Brasília, a atual capital do Brasil, foi concebida, projetada e construída entre 1957 e 1960, data de sua inauguração. Seu conjunto urbanístico se constitui no principal artefato urbano produzido em consonância com os princípios urbanísticos e arquitetônicos do Movimento Moderno. Inserida no projeto nacional de modernização do país conduzido pelo então Presidente Juscelino Kubitschek, sua construção e consolidação como capital do Brasil compõem um fenômeno geopolítico e social de grande desdobramento para a história brasileira. 

Em sua concepção, destaca-se a excepcional correspondência entre o projeto urbanístico de Lucio Costa e a arquitetura de Oscar Niemeyer, cuja imagem mais forte resulta do cruzamento entre os Eixos Monumental e Rodoviário, que define o seu esquema urbano e enfatiza o caráter representativo dos espaços públicos da Praça dos Três Poderes e da Esplanada dos Ministérios, expresso nas formas do edifício do Congresso Nacional e do modo de morar concebido, definido pela Unidade de Vizinhança e suas Superquadras. 

Na sua arquitetura inovadora encontram-se palácios, edifícios públicos, pontes, jardins, painéis e esculturas, que reúnem o melhor da arquitetura e da arte brasileira dos anos 1950, 1960 e 1970 nas quais se incluem: o Palácio do Planalto, Supremo Tribunal Federal e Congresso Nacional (na Praça dos Três poderes), o Palácio do Itamaraty, Palácio da Justiça, Catedral Metropolitana, Teatro Nacional, Museu e a Biblioteca Nacionais (na Esplanada dos Ministérios), Torre de TV e Memorial JK (no Eixo monumental), Palácio da Alvorada, Catetinho e outras edificações e monumentos em diversos setores da cidade. 

A integração entre o urbanismo, a arquitetura e as artes plásticas é uma das principais características de Brasília. Na Praça dos Três Poderes, há esculturas de elevada expressão artística e simbolismo que compõem o cenário da praça: Os guerreiros de Bruno Giorgi (também conhecida como Os dois candangos) e A justiça de Cheschiatti. Destacam-se, também, os painéis de Athos Bulcão presentes em vários edifícios (Teatro Nacional, Congresso Nacional e Palácio do Itamaraty, entre outros).  Ao Meteoro do artista Bruno Giorgi, que marca o espelho d’água do Palácio Itamaraty, juntam-se os Evangelistas de Alfredo Ceschiatti, que compõem o conjunto da Catedral Metropolitana. 
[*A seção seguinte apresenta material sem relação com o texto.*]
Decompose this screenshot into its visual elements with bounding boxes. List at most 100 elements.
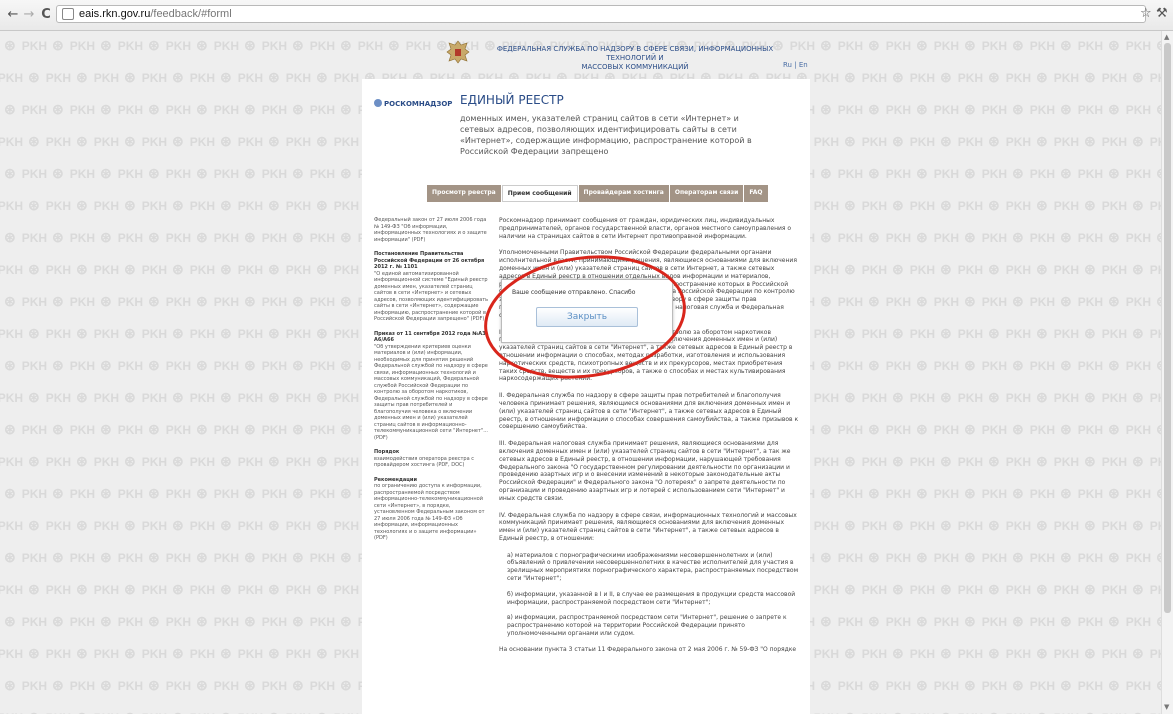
sidebar-procedure[interactable]: Порядок взаимодействия оператора реестра… — [374, 449, 490, 469]
watermark-tile: PKH — [1108, 485, 1151, 502]
watermark-tile: PKH — [268, 645, 311, 662]
watermark-tile: PKH — [868, 549, 911, 566]
watermark-tile: PKH — [28, 197, 71, 214]
content-column: РОСКОМНАДЗОР ЕДИНЫЙ РЕЕСТР доменных имен… — [362, 79, 810, 714]
scroll-up-icon[interactable]: ▲ — [1164, 33, 1169, 41]
watermark-tile: PKH — [1060, 293, 1103, 310]
bookmark-star-icon[interactable]: ☆ — [1140, 6, 1152, 21]
forward-icon[interactable]: → — [20, 6, 38, 24]
reload-icon[interactable]: C — [37, 6, 55, 24]
watermark-tile: PKH — [244, 677, 287, 694]
watermark-tile: PKH — [1084, 133, 1127, 150]
watermark-tile: PKH — [1012, 293, 1055, 310]
watermark-tile: PKH — [1108, 229, 1151, 246]
address-bar[interactable]: eais.rkn.gov.ru/feedback/#forml — [56, 5, 1146, 23]
watermark-tile: PKH — [892, 389, 935, 406]
watermark-tile: PKH — [988, 261, 1031, 278]
tab-bar: Просмотр реестра Прием сообщений Провайд… — [427, 185, 768, 202]
scroll-down-icon[interactable]: ▼ — [1164, 703, 1169, 711]
watermark-tile: PKH — [292, 37, 335, 54]
watermark-tile: PKH — [1108, 37, 1151, 54]
watermark-tile: PKH — [0, 133, 23, 150]
page-title: ЕДИНЫЙ РЕЕСТР — [460, 93, 564, 107]
watermark-tile: PKH — [964, 293, 1007, 310]
watermark-tile: PKH — [172, 517, 215, 534]
watermark-tile: PKH — [292, 101, 335, 118]
watermark-tile: PKH — [28, 453, 71, 470]
tab-faq[interactable]: FAQ — [744, 185, 768, 202]
watermark-tile: PKH — [892, 133, 935, 150]
watermark-tile: PKH — [1132, 261, 1161, 278]
watermark-tile: PKH — [316, 709, 359, 714]
close-button[interactable]: Закрыть — [536, 307, 638, 327]
watermark-tile: PKH — [316, 517, 359, 534]
watermark-tile: PKH — [1132, 645, 1161, 662]
watermark-tile: PKH — [820, 229, 863, 246]
sidebar-recommendations[interactable]: Рекомендации по ограничению доступа к ин… — [374, 477, 490, 542]
watermark-tile: PKH — [148, 37, 191, 54]
watermark-tile: PKH — [1108, 613, 1151, 630]
watermark-tile: PKH — [268, 197, 311, 214]
watermark-tile: PKH — [28, 709, 71, 714]
sidebar-resolution[interactable]: Постановление Правительства Российской Ф… — [374, 251, 490, 323]
watermark-tile: PKH — [1036, 69, 1079, 86]
sidebar-order[interactable]: Приказ от 11 сентября 2012 года №А3/А6/А… — [374, 331, 490, 442]
watermark-tile: PKH — [316, 325, 359, 342]
list-item-b: б) информации, указанной в I и II, в слу… — [507, 590, 796, 606]
watermark-tile: PKH — [940, 517, 983, 534]
watermark-tile: PKH — [988, 645, 1031, 662]
scrollbar-thumb[interactable] — [1164, 43, 1171, 613]
wrench-icon[interactable]: ⚒ — [1156, 6, 1168, 21]
watermark-tile: PKH — [52, 485, 95, 502]
watermark-tile: PKH — [0, 709, 23, 714]
watermark-tile: PKH — [244, 165, 287, 182]
rkn-logo[interactable]: РОСКОМНАДЗОР — [374, 99, 452, 108]
watermark-tile: PKH — [100, 677, 143, 694]
sidebar-recommendations-text: по ограничению доступа к информации, рас… — [374, 483, 485, 541]
watermark-tile: PKH — [196, 421, 239, 438]
watermark-tile: PKH — [148, 101, 191, 118]
tab-submit-report[interactable]: Прием сообщений — [501, 185, 578, 202]
page-icon — [62, 8, 74, 20]
watermark-tile: PKH — [316, 581, 359, 598]
watermark-tile: PKH — [1036, 645, 1079, 662]
watermark-tile: PKH — [892, 645, 935, 662]
watermark-tile: PKH — [172, 197, 215, 214]
watermark-tile: PKH — [0, 261, 23, 278]
watermark-tile: PKH — [52, 101, 95, 118]
watermark-tile: PKH — [940, 581, 983, 598]
lang-ru-link[interactable]: Ru — [783, 61, 792, 69]
watermark-tile: PKH — [1036, 133, 1079, 150]
watermark-tile: PKH — [172, 581, 215, 598]
watermark-tile: PKH — [148, 357, 191, 374]
watermark-tile: PKH — [268, 133, 311, 150]
watermark-tile: PKH — [0, 325, 23, 342]
watermark-tile: PKH — [988, 133, 1031, 150]
rkn-logo-text: РОСКОМНАДЗОР — [384, 100, 453, 108]
page-scrollbar[interactable]: ▲ ▼ — [1161, 31, 1173, 714]
section-4-paragraph: IV. Федеральная служба по надзору в сфер… — [499, 511, 797, 542]
lang-en-link[interactable]: En — [799, 61, 808, 69]
watermark-tile: PKH — [220, 197, 263, 214]
watermark-tile: PKH — [100, 357, 143, 374]
tab-view-registry[interactable]: Просмотр реестра — [427, 185, 501, 202]
watermark-tile: PKH — [220, 709, 263, 714]
sidebar-law-link[interactable]: Федеральный закон от 27 июля 2006 года №… — [374, 217, 490, 243]
rkn-logo-icon — [374, 99, 382, 107]
watermark-tile: PKH — [1084, 389, 1127, 406]
watermark-tile: PKH — [268, 325, 311, 342]
agency-line1: ФЕДЕРАЛЬНАЯ СЛУЖБА ПО НАДЗОРУ В СФЕРЕ СВ… — [496, 45, 774, 62]
watermark-tile: PKH — [916, 229, 959, 246]
watermark-tile: PKH — [1036, 517, 1079, 534]
watermark-tile: PKH — [1108, 421, 1151, 438]
watermark-tile: PKH — [196, 485, 239, 502]
watermark-tile: PKH — [844, 581, 887, 598]
watermark-tile: PKH — [244, 357, 287, 374]
tab-hosting-providers[interactable]: Провайдерам хостинга — [578, 185, 669, 202]
tab-telecom-operators[interactable]: Операторам связи — [669, 185, 744, 202]
watermark-tile: PKH — [1060, 485, 1103, 502]
list-item-a: а) материалов с порнографическими изобра… — [507, 551, 799, 583]
watermark-tile: PKH — [1132, 389, 1161, 406]
section-2-paragraph: II. Федеральная служба по надзору в сфер… — [499, 392, 799, 431]
watermark-tile: PKH — [220, 453, 263, 470]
Além do Museu Nacional, que reúne importante acervo de arte moderna, diversas instituições sediadas em Brasília, como o Congresso Nacional, Palácio do Itamaraty, Banco Central, Caixa Econômica Federal e Centro Cultural do Banco do Brasil possuem acervos notáveis abertos ao público, com obras de Marianne Perretti, Alfredo Volpi, Cândido Portinari, Emanuel Araújo, Franz Weissman, Manabu Mabe, Maria Martins, Mary Vieira, Pedro Américo, Rubem Valentim, Sérgio Camargo e  Victor Brecheret, entre outros.
 
Na Esplanada dos Ministérios, estão o Palácio Itamaraty, a Catedral, o Teatro Nacional e o Museu Nacional da República. Constituem ainda marcos arquitetônicos as duas únicas edificações projetadas por Lucio Costa em Brasília, a Torre de Televisão e a Plataforma da Rodoviária que, localizada no cruzamento dos eixos, são os locais mais utilizados pela população da cidade. O paisagismo de Burle Marx embeleza os jardins do Palácio do Itamaraty, do Setor Militar Urbano e da Superquadra 308 Sul.

Atualmente, com cerca de 2,6 milhões de habitantes, Brasília é uma das maiores metrópoles do Brasil. Além de sediar o Governo Federal e ser um grande centro prestador de serviços, com acervo arquitetônico, urbanístico e paisagístico de grande beleza e singularidade. É uma cidade-parque, densamente arborizada, emoldurada pelo Lago do Paranoá.